Out Of The Woods


You can discover more about the city’s rise toward its eminence by visiting the Vancouver Museum and the Maritime Museum. Both are in the beautiful Vanier Park, which overlooks False Creek. That body of water was named in 1855 by Captain Richards of the Royal Navy who thought he’d come upon the way to the Northwest Passage when in fact he had found an enclosed inlet. The sprawling fir-clad peninsula across the water is Stanley Park, a thousand-acre greensward for which the city founders made provision just about a day after Vancouver got its name. The clean break of the parkland’s wilderness with the steel and glass city is a strong reminder of the sudden near-eruption of Vancouver from its surrounding Eden.

From Vanier Park’s Heritage Harbour, home to a collection of vintage craft, a tiny ferry crosses False Creek every fifteen minutes, with a stop under the Burrard Street Bridge and another (for the price of a second $1.25 fare) at Granville Island. The double fare is well worth the price. What Granville Island’s management calls an urban park is a place like no other.

Granville Island began life as a sandbar in False Creek, whose waters offered rich fishing for the Indians nearby. With the city’s growth the banks of the creek became ripe for transformation into a prime industrial site attached by a causeway to the heart of downtown. Later, as the factories and mills that had come to inhabit the island moved away, what remained was a filthy, neglected eyesore.

In 1972, with federal help, the city began to refurbish the place. The cement works remained; a wire foundry and a brewery were lured there. So were an art school, a theater, crafts workers, a vast public market, and a variety of restaurants. A hotel and a marina were placed at one end of the 37.6 acres, and a grassy park grew along Granville’s southern margin. Very little was prettified; today all the structures wear the same stucco and corrugated tin siding of the original factories. Since there were no sidewalks in the old place, there are none now, forcing visitors to dodge cars and cement mixers. This is by design. “It has always been that way,” I read on a placard at the information center. “Guys walk across the street while forklifts go in and out.” The goal is “to keep a balance between people going about with their lunch buckets, working eight to four in a chain factory or a cement factory or in a nail factory and people just coming down to the island.”

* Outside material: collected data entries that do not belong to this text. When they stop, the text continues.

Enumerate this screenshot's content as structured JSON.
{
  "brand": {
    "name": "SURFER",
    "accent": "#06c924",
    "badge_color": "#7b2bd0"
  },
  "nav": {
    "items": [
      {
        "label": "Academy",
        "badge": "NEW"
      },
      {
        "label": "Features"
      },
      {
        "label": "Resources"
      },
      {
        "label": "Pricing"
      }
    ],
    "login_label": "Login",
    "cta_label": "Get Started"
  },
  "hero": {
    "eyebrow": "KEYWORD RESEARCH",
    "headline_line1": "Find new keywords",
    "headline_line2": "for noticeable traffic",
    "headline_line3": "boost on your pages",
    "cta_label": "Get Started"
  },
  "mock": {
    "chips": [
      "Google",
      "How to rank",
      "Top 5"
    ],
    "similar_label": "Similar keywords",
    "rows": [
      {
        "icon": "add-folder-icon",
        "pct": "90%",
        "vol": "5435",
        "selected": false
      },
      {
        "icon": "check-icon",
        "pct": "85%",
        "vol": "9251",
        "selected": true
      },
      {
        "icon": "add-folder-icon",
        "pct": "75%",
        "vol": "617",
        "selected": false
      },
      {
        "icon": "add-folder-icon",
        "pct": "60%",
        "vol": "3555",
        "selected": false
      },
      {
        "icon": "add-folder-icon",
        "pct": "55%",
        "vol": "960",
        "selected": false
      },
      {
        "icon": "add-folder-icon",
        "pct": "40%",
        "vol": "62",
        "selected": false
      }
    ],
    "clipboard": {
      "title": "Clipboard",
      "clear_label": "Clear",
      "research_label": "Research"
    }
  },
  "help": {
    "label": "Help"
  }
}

The clean break of the park’s wilderness with the steel and glass city is a strong reminder of Vancouver’s near-eruption from virgin forest.

All of this sprawls, as cheerful and busy on a rainy day as on a sunny one, beneath the struts and beams of the Granville Street Bridge, which frames the scene’s industrial underpinnings wherever you look.

Granville Island is a huge success with the people of Vancouver. Among the amazing annual figure of six million visitors, out-of-town tourists constitute no more than a quarter. After the second year, a spokesman told me, the whole operation cost the taxpayer not one cent. What is so fine for those of us who love cities is that this unique balance of the elements of urban life succeeds without the perfume of gentrification that invariably wafts through even the most sensitive redevelopment of an aging neighborhood.

You could do worse on a visit to Vancouver than simply hang out with a cup of coffee on the deck of the Granville Island Public Market. Turn your eyes toward English Beach and the bays beyond, where the first explorers stopped for only a moment and moved on, look down on False Creek, busy with its ferries and kayaks, and glimpse off to the left Stanley Park, all that remains of the great fir forest. If that wilderness couldn’t have been frozen in place, and history rarely offers up such choices, then this is a pretty good substitute.